SEOUL, Jan. 12 (Yonhap) -- The president's pick for chief auditor gave up his nomination on Wednesday after being pounded for a nine-digit salary that he received from a law firm and his role in a prosecution probe that had implicated the president.
Chung Tong-ki, a former senior prosecutor, stepped down 12 days after President Lee Myung-bak named him on Dec. 31 to head the Board of Audit and Inspection (BAI) in a Cabinet reshuffle.
While apologetic for the controversy his nomination caused, Chung was bitter in his statement read to a news conference, saying his private life was "maliciously distorted and trodden upon" by political interests.
Chung came under fire after he was found to have received a monthly salary of about 100 million won (US$89,500) while working for a Seoul-based law firm for seven months in 2008, after serving briefly on Lee's presidential transition team.
The large paycheck cast him as highly privileged, an image that does not mesh well with the public or, as critics argue, the image of the top auditor.
The opposition also highlighted the nominee's role as a prosecutor in investigating a financial scam that involved President Lee, who was later cleared of charges. In the case widely known as the "BBK scandal" named after a company co-established by Lee and a Korean-American businessman, the partner was sentenced to jail for embezzlement and stock price manipulation. Lee won the presidential election in 2007 by a landslide in spite of the scandal.
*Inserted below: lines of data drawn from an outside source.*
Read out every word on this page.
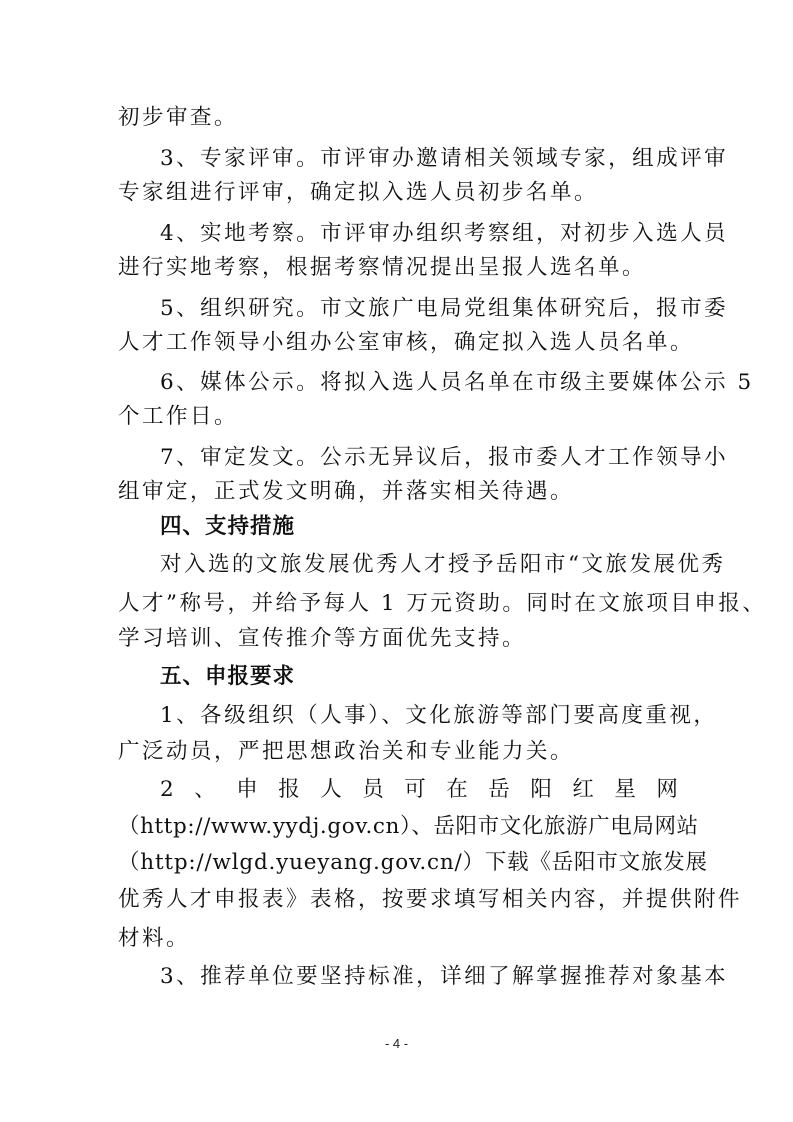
初步审查。
3、专家评审。市评审办邀请相关领域专家，组成评审
专家组进行评审，确定拟入选人员初步名单。
4、实地考察。市评审办组织考察组，对初步入选人员
进行实地考察，根据考察情况提出呈报人选名单。
5、组织研究。市文旅广电局党组集体研究后，报市委
人才工作领导小组办公室审核，确定拟入选人员名单。
6、媒体公示。将拟入选人员名单在市级主要媒体公示 5
个工作日。
7、审定发文。公示无异议后，报市委人才工作领导小
组审定，正式发文明确，并落实相关待遇。
四、支持措施
对入选的文旅发展优秀人才授予岳阳市“文旅发展优秀
人才”称号，并给予每人 1 万元资助。同时在文旅项目申报、
学习培训、宣传推介等方面优先支持。
五、申报要求
1、各级组织（人事）、文化旅游等部门要高度重视，
广泛动员，严把思想政治关和专业能力关。
2 、 申 报 人 员 可 在 岳 阳 红 星 网
（http://www.yydj.gov.cn）、岳阳市文化旅游广电局网站
（http://wlgd.yueyang.gov.cn/）下载《岳阳市文旅发展
优秀人才申报表》表格，按要求填写相关内容，并提供附件
材料。
3、推荐单位要坚持标准，详细了解掌握推荐对象基本
- 4 -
Lawmakers also suspected Chung led the government's alleged surveillance of civilians as Lee's chief civil affairs aide.
On Monday, the ruling Grand National Party (GNP) declared him "unfit" for the position and asked him to bow out. Chung criticized the party, saying demanding him to resign before a confirmation hearing "was nothing short of a death sentence."
The unexpected move by the GNP irked the presidential office, which expressed "deep regret" at the GNP's decision. Political analysts saw the clash as a sign that the Lee administration was waning in power with two years left in its five-year term that ends in February 2013.
Critics have said the president's repeated appointment of his close confidants to key ministerial posts runs against a "fair society" drive that he launched as he passed the halfway point of his term last summer.